Parties involved in the consolidated Pennsylvania litigation involving the drug Risperdal will convene on Sept. 16 at 2 p.m. at the Philadelphia Court of Common Pleas to discuss claims filed against Johnson & Johnson and its subsidiary, Janssen Pharmaceuticals, Inc.
According to Bernstein Liebhard LLP, a firm representing a large number of the plaintiffs, items likely to be included on the meeting's agenda will be cases that allege new-onset male breast development caused by the medication, a condition referred to as gynecomastia.
There are approximately 700 product liability cases involving Risperdal now filed in the Philadelphia Court of Common Pleas, many of which claim the need for a mastectomy, liposuction and other surgical intervention to repair the male breast growth complications was allegedly caused by use of Risperdal.

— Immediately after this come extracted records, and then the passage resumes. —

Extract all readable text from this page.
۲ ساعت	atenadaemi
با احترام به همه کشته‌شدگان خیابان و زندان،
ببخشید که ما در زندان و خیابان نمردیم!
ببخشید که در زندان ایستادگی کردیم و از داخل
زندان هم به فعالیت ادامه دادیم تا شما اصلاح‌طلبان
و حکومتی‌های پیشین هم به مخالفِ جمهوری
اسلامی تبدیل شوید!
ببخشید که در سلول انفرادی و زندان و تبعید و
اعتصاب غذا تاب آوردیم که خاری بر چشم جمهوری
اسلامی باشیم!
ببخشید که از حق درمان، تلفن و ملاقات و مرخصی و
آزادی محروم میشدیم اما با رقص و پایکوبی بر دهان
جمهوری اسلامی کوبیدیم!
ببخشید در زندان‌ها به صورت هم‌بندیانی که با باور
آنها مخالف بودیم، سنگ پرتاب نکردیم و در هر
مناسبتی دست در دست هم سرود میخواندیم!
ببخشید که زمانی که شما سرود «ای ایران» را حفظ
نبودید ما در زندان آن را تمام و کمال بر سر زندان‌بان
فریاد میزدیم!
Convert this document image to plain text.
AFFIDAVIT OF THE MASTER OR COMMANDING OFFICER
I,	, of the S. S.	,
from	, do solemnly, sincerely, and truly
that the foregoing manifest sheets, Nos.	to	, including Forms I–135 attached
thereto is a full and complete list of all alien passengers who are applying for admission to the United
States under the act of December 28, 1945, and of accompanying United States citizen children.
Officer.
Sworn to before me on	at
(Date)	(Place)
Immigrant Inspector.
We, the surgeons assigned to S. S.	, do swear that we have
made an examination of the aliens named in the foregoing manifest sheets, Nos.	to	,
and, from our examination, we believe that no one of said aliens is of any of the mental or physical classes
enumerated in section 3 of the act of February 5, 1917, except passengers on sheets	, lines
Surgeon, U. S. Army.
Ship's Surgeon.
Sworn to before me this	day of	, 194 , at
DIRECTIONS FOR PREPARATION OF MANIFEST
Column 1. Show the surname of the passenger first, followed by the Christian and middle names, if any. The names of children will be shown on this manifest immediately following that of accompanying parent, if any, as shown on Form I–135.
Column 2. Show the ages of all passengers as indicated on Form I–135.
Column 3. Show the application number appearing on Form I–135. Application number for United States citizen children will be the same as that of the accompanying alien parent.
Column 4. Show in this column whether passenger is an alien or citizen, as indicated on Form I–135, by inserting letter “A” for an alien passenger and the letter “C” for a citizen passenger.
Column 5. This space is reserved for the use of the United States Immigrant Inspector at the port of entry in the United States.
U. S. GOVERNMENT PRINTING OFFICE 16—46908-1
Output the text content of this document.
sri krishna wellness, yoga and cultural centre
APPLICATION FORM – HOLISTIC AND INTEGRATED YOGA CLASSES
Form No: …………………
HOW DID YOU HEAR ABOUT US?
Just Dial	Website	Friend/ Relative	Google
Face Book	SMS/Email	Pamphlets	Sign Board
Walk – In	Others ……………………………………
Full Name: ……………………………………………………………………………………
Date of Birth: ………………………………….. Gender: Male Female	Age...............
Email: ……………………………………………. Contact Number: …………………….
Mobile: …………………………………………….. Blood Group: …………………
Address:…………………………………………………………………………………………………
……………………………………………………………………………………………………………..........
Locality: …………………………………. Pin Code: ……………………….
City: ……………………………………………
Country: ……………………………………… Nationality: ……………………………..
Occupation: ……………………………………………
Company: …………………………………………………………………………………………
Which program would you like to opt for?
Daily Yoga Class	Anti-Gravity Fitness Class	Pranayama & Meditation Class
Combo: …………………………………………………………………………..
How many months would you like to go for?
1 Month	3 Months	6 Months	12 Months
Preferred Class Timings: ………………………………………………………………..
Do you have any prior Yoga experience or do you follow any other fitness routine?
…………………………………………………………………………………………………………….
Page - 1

Risperdal is an antipsychotic medication approved to treat schizophrenia and bipolar disorder in adults and adolescents between the ages of 10 and 17. The drug is also cleared by the U.S. Food and Drug Administration (FDA) to treat irritability in children ages 5-to-16 years old with autistic disorder. According to research, Risperdal is also frequently prescribed off-label for symptoms associated with ADHD.
According to a study published on Aug. 6 in the Journal of Clinical Psychopharmacology, 27 out of 174 men exposed to risperidone, the active ingredient in Risperdal, developed male breasts within 60 days. The research was led by scientists from the University of British Columbia and involved health records of more than 82,000 men from 2001 to 2011. The men were aged between 40 and 85 years old.
The Risperdal lawsuits filed in the Philadelphia Court of Common Pleas claim that Johnson & Johnson and Janssen failed to adequately warn men and their doctors about the risk for gynecomastia and other side effects. The companies have also been accused of marketing the drug for off-label uses.
In November 2013, Johnson & Johnson agreed to a $2.5 million settlement with the U.S. Department of Justice involving claims that Risperdal and several other medications were promoted for uses not approved by the FDA.
In the case for Risperdal, this may involve promotion of the drug's marketing in children before it was cleared for pediatric uses in 2006. The federal government also accused Johnson & Johnson and Janssen of withholding information about Risperdal's side effects, which may include its association with gynecomastia.